When Indiana’s Goshen Health decided to de-affiliate from Indiana University Health in 2016, it knew its supply costs were going to increase for its 122-bed hospital, cancer center and 27 physician practice locations, according to chief financial officer Amy Floria. That meant waste in the supply chain had to be cut out—like the 80 percent of hospital supplies which had sat untouched on a shelf for two years.
At her presentation at HIMSS18 in Las Vegas, Floria cited Advisory Board Company data which showed the growing problem hospitals are facing with their supply chain costs. As of 2017, supplies and services had an average 3-year compound annual growth rate of 9.8 percent, twice the rate of labor costs. There was also significant variation between supply expenses per discharge, with the industry overall looking at $38 billion in potential savings if all hospitals could adopt the practices of top performers.
Even for a single-hospital system with $250 million in revenue like Goshen, Floria said the supply chain was “a hot mess,” made worse by keeping supply information in silos which can hide its true costs and the traditional approach of isolated, episodic initiatives to find savings.
“I still it find it very hard to believe, and I’ve been in healthcare almost 20 years, how little we know about our cost structure,” Floria said.
By collaborating with clinicians on reducing costs, rather than have the initiative been seen as driven by finance professionals, those silos could be broken down. Floria said they began this process by asking nurses and physicians why certain suppliers were being used. Nurses especially will know more about the vendors and those products because they use them every day, rather than seeing it as just a line item expense.
Much that Floria found was eye-opening, like the 80 percent of the hospital’s supplies found to have stayed "collecting dust" on shelves for two years. Even though supplies may have acquired through consignment, they still represented wasted space in their inventory, though clinicians resisted getting rid of the unused items. She also found boxes of surgical supplies for which the hospital paid extra for express shipment, only to have packages go unopened for more than a week.
The response from clinicians, Floria said, was, “Well, we’ve always done it that way,” but those findings alone were enough to get some staff members to rethink their approach to acquiring supplies and better understand the CFO’s point of view.
For physicians especially, it made an impact to focus on data and taking the emotion out of supply decisions made an impact.
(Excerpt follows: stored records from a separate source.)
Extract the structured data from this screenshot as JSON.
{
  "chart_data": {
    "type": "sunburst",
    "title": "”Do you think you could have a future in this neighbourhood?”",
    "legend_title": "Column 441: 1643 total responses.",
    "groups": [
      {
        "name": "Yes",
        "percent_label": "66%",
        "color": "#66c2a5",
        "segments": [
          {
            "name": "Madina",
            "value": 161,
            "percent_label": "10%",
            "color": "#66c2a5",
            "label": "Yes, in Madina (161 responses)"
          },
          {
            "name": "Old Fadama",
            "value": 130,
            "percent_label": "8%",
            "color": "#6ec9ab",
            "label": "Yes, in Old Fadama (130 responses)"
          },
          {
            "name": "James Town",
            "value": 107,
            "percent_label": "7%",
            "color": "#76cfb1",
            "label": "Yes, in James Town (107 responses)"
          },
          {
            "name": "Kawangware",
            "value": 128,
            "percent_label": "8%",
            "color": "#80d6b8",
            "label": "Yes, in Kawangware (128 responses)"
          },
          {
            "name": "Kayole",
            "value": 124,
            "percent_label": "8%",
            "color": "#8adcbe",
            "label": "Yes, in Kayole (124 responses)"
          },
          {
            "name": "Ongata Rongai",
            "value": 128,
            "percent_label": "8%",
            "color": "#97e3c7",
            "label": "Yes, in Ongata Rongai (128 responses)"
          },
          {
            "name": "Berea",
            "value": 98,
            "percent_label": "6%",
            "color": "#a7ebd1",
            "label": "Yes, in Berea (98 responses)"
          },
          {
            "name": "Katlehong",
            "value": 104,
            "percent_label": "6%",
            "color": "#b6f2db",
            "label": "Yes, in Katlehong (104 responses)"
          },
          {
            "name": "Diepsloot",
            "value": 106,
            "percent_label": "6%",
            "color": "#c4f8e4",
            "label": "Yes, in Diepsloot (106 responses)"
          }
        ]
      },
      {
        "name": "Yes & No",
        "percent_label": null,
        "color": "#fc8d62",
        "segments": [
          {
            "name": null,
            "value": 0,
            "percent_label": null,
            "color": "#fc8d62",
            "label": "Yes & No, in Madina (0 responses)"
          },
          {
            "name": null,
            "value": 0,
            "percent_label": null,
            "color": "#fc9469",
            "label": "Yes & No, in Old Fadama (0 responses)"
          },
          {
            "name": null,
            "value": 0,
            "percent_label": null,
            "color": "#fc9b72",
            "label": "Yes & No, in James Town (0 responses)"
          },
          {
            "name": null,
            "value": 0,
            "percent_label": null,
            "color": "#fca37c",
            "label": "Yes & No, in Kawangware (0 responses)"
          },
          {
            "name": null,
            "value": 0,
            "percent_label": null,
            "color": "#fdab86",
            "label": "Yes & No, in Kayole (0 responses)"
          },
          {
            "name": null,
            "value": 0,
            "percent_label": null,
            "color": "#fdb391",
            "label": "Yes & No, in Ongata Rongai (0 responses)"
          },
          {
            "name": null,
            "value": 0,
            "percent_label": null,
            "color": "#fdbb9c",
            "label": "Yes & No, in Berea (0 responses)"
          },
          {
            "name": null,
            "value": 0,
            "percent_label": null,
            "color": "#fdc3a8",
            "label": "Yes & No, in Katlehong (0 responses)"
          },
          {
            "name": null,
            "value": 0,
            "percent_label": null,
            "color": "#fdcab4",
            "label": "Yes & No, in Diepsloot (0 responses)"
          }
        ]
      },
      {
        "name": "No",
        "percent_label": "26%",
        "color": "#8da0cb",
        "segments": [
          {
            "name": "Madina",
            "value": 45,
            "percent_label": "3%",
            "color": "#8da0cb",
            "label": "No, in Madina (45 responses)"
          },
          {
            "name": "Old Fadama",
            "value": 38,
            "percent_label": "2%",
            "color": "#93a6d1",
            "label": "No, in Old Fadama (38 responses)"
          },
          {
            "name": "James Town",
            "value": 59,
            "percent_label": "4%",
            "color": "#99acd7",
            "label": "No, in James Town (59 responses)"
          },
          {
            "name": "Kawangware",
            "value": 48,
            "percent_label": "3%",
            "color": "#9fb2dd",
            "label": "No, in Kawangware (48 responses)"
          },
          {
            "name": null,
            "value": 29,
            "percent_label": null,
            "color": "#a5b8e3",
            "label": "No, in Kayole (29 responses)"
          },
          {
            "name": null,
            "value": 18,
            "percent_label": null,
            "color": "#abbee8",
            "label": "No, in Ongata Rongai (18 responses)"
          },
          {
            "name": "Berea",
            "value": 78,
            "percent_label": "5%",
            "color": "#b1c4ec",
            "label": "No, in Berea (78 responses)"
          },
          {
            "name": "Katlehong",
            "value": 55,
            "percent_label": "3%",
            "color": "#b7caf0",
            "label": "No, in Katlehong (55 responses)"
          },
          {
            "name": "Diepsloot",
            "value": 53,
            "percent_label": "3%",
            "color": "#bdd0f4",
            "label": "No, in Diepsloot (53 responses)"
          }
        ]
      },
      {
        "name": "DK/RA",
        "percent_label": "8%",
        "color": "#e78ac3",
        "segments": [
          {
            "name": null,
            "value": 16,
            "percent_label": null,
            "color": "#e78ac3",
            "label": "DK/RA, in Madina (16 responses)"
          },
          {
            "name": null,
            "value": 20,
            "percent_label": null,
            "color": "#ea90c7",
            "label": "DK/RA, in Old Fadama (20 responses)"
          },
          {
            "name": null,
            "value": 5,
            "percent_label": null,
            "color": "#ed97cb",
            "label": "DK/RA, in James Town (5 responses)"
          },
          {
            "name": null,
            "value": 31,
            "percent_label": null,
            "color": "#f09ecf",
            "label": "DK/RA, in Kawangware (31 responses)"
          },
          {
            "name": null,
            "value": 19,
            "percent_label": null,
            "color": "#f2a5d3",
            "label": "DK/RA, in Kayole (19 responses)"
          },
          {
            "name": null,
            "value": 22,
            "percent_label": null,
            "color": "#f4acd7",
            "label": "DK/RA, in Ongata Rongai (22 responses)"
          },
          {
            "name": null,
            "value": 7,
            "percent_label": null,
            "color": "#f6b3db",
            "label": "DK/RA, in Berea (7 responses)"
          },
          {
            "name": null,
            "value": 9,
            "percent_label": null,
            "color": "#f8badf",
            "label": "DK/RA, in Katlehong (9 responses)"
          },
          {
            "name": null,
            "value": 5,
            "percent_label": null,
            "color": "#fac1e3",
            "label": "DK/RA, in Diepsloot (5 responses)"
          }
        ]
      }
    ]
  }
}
When the hospital decided to cut its stent suppliers from six vendors down to two or three, it collected information from the vendors like cost, volume and what kind of procedures their products would be suited. It then shared this information with the physician and the vendors themselves with the vendors’ name removed—which may lead to vendors trying to negotiate to keep the hospital’s business.
“You’re amazed at how quickly they start coming around and start being a little more flexible in their contracting,” Floria said. “So one way to meet your benchmark objective is just let the data lead you to the answer.”
That information sharing is a two-way street. Floria would ask why nurses and physicians favored certain expenses and why expenses she may wish to cut, like having a vendor representative on site several days a week, may add value.
Vendors, in turn, may take the opportunity to stand out once they fear they’ll be cut off. Floria said the existing food service vendor responded positively to Goshen’s initiative, committing to not only $300,000 in savings but also paying for capital investments in the cafeteria.
For all the effort, the initial savings have been small. Floria said Goshen has projected over five years, it will save $1.9 million on clinical equipment maintenance services and another $1.5 million by identified new opportunities through its group purchasing organization. It also avoided the 10 to 15 percent increase in supply costs it expected after leaving IU Health.
“It’s not going to save your facility, but we’d like to think we just scratched the surface,” Floria said. “And for Goshen, this is real money. This is capital we can reinvest back in the facility.”
Despite some resistance, Floria said she believes most physicians are willing and ready to discuss optimizing the hospital’s supply chain once they see some hard data. Taking that a step further, she said she would be interested in some arrangement where physicians are offered financial incentives when they help the hospital find savings on supplies.